Symphony in Los Angeles highlights Jewish music

By Eileen Wingard

Eileen Wingard
Eileen Wingard

LOS ANGELES — Dr. Noreen Green, the founder and conductor of the Los Angeles Jewish Symphony, was a student of Murry Sidlin at the Aspen Festival during the summer of 1993. The brilliant conductor and pedagogue encouraged and inspired Green to follow her dream to create an orchestra specializing in music with Jewish themes. In 1994, Green founded the Los Angeles Jewish Symphony (LAJS). It performs several times each season.

On Sunday, August 25, 7:30 p.m., the LAJS will present a concert at the Ford Theater, 2580 Cahuenga Blvd., across from the Hollywood Bowl. Titled “Cultural Collaborations,” it will feature the US premiere of the Israeli composer, Benjamin Yusupov’s “Go Tango!” with Miriam Larici and Leonardo Barrionuevo, “So You Think You Can Dance,” tango winners performing to the music.

Other selections programmed include the Symphonic Suite, Reb Tevye, by Russian composer Eduard Fertelmeister, narrated by Theodore Bikel, and Israeli violinist, Kobi Malkin, recent winner of the America-Israel Cultural Foundation’s Aviv Competition, playing the world premiere of Sholom Secunda’s Violin Fantasy. Secunda, who wrote for the Yiddish Theatre, is best known by his hit, “Bei Mir Bist du Shein.”

The concert will continue with the Israeli Country Dances Suite by Marc Lavry. The work highlights ten different dance forms popular in Israel and will be interpreted by the Los Angeles contemporary dance ensemble, BODYTRAFFIC.  The program will conclude with “Una Hora,” a Ladino song choreographed by Barak Marshall, one of the most innovative choreographers in the dance world today.

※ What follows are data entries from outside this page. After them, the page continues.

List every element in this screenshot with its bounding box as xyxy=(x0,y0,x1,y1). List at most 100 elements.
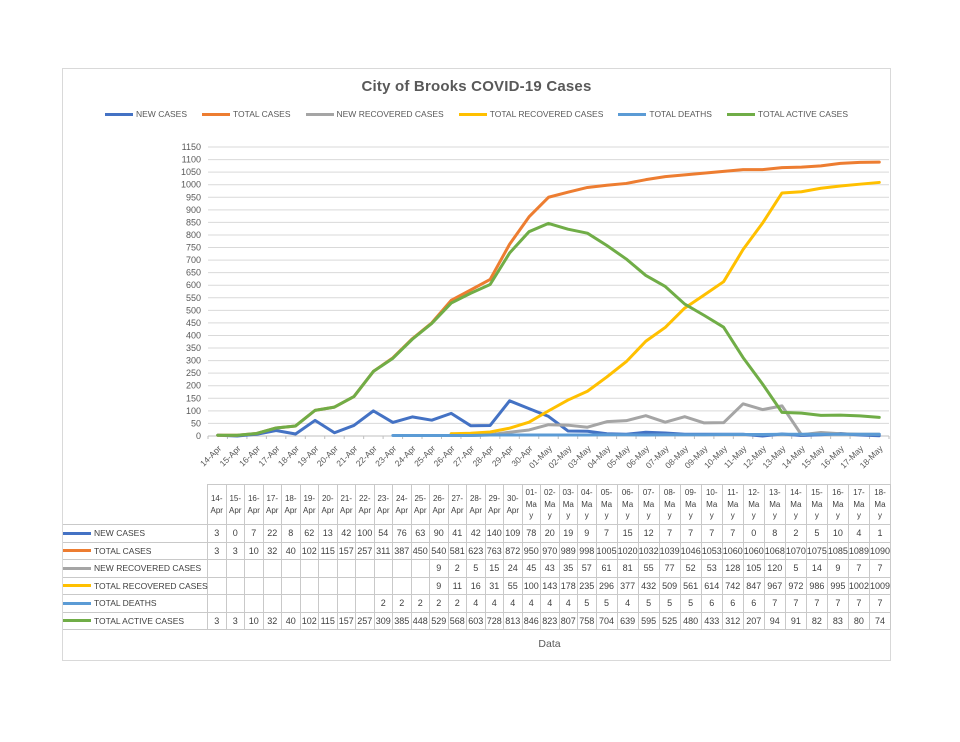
table-cell xyxy=(374,577,394,595)
table-cell: 157 xyxy=(337,612,357,630)
table-cell: 140 xyxy=(485,525,505,543)
y-tick-label: 100 xyxy=(186,406,201,416)
table-cell: 35 xyxy=(559,560,579,578)
table-cell: 2 xyxy=(448,560,468,578)
table-cell xyxy=(245,577,264,595)
date-header-cell: 15- Ma y xyxy=(806,484,828,525)
table-cell xyxy=(208,595,227,613)
table-cell: 16 xyxy=(467,577,486,595)
table-cell: 872 xyxy=(504,542,523,560)
table-cell xyxy=(393,560,412,578)
table-cell: 91 xyxy=(785,612,807,630)
table-cell: 2 xyxy=(430,595,449,613)
table-cell: 8 xyxy=(764,525,786,543)
table-cell: 7 xyxy=(785,595,807,613)
y-tick-label: 650 xyxy=(186,268,201,278)
table-cell: 3 xyxy=(208,542,227,560)
table-cell: 758 xyxy=(578,612,597,630)
table-series-key-new-cases xyxy=(63,531,91,535)
y-tick-label: 900 xyxy=(186,205,201,215)
table-cell: 5 xyxy=(806,525,828,543)
date-header-cell: 29- Apr xyxy=(485,484,505,525)
table-cell: 76 xyxy=(393,525,412,543)
table-cell: 4 xyxy=(467,595,486,613)
y-tick-label: 750 xyxy=(186,243,201,253)
table-row-label-total-recovered-cases: TOTAL RECOVERED CASES xyxy=(63,577,208,595)
table-cell: 13 xyxy=(319,525,338,543)
chart-legend: NEW CASES TOTAL CASES NEW RECOVERED CASES T… xyxy=(63,109,890,119)
table-cell: 6 xyxy=(701,595,723,613)
date-header-cell: 17- Ma y xyxy=(848,484,870,525)
legend-label: NEW CASES xyxy=(136,109,188,119)
table-series-name: NEW RECOVERED CASES xyxy=(94,563,202,574)
table-cell: 0 xyxy=(226,525,245,543)
date-header-cell: 24- Apr xyxy=(393,484,412,525)
y-tick-label: 250 xyxy=(186,368,201,378)
table-cell: 10 xyxy=(245,542,264,560)
date-header-cell: 16- Apr xyxy=(245,484,264,525)
table-cell xyxy=(282,560,301,578)
table-cell: 1090 xyxy=(869,542,891,560)
table-cell: 81 xyxy=(617,560,639,578)
table-cell: 4 xyxy=(617,595,639,613)
table-cell: 20 xyxy=(541,525,560,543)
table-cell: 1 xyxy=(869,525,891,543)
table-cell: 257 xyxy=(356,612,375,630)
date-header-cell: 23- Apr xyxy=(374,484,394,525)
table-cell: 561 xyxy=(680,577,702,595)
y-tick-label: 600 xyxy=(186,280,201,290)
legend-label: TOTAL ACTIVE CASES xyxy=(757,109,848,119)
legend-item-new-cases: NEW CASES xyxy=(105,109,187,119)
table-cell: 623 xyxy=(467,542,486,560)
table-cell: 1046 xyxy=(680,542,702,560)
table-cell: 742 xyxy=(722,577,744,595)
table-cell: 998 xyxy=(578,542,597,560)
covid-cases-chart[interactable]: City of Brooks COVID-19 Cases NEW CASES T… xyxy=(62,68,891,661)
table-cell: 45 xyxy=(522,560,542,578)
table-cell: 4 xyxy=(541,595,560,613)
y-tick-label: 50 xyxy=(191,418,201,428)
table-cell: 1075 xyxy=(806,542,828,560)
table-cell: 115 xyxy=(319,542,338,560)
x-axis-title: Data xyxy=(538,638,561,650)
table-cell: 120 xyxy=(764,560,786,578)
table-cell: 847 xyxy=(743,577,765,595)
table-cell: 509 xyxy=(659,577,681,595)
date-header-cell: 01- Ma y xyxy=(522,484,542,525)
table-cell xyxy=(226,560,245,578)
table-cell: 178 xyxy=(559,577,579,595)
legend-key-total-cases xyxy=(202,112,231,116)
table-cell: 1002 xyxy=(848,577,870,595)
legend-item-total-active-cases: TOTAL ACTIVE CASES xyxy=(726,109,848,119)
table-cell: 53 xyxy=(701,560,723,578)
table-cell: 102 xyxy=(300,612,320,630)
date-header-cell: 21- Apr xyxy=(337,484,357,525)
table-cell xyxy=(319,577,338,595)
table-cell: 3 xyxy=(208,612,227,630)
table-cell: 31 xyxy=(485,577,505,595)
table-cell xyxy=(300,560,320,578)
table-cell: 6 xyxy=(722,595,744,613)
table-cell xyxy=(208,577,227,595)
date-header-cell: 30- Apr xyxy=(504,484,523,525)
date-header-cell: 08- Ma y xyxy=(659,484,681,525)
date-header-cell: 18- Apr xyxy=(282,484,301,525)
table-cell: 32 xyxy=(263,612,282,630)
table-cell: 12 xyxy=(638,525,660,543)
table-cell: 728 xyxy=(485,612,505,630)
table-cell: 143 xyxy=(541,577,560,595)
table-cell: 100 xyxy=(356,525,375,543)
table-cell: 5 xyxy=(596,595,618,613)
table-cell: 480 xyxy=(680,612,702,630)
table-cell: 7 xyxy=(680,525,702,543)
legend-item-total-deaths: TOTAL DEATHS xyxy=(618,109,712,119)
table-cell: 41 xyxy=(448,525,468,543)
date-header-cell: 04- Ma y xyxy=(578,484,597,525)
table-cell: 157 xyxy=(337,542,357,560)
table-cell: 40 xyxy=(282,612,301,630)
table-series-name: TOTAL ACTIVE CASES xyxy=(94,615,185,626)
table-series-name: TOTAL DEATHS xyxy=(94,598,157,609)
table-cell: 115 xyxy=(319,612,338,630)
table-cell: 581 xyxy=(448,542,468,560)
table-cell: 9 xyxy=(827,560,849,578)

Conductor and Music Director,  Noreen Green, was an Assistant Professor at Cal State University, Northridge before forming the LAJS. She served for two decades as Music Director at Valley Beth Shalom Synagogue in Encino and is renowned as a lecturer on Jewish music.

In addition to its yearly concerts, the LAJS provides educational outreach programming for over 1000 school children each season. The symphony believes in the life affirming value of music.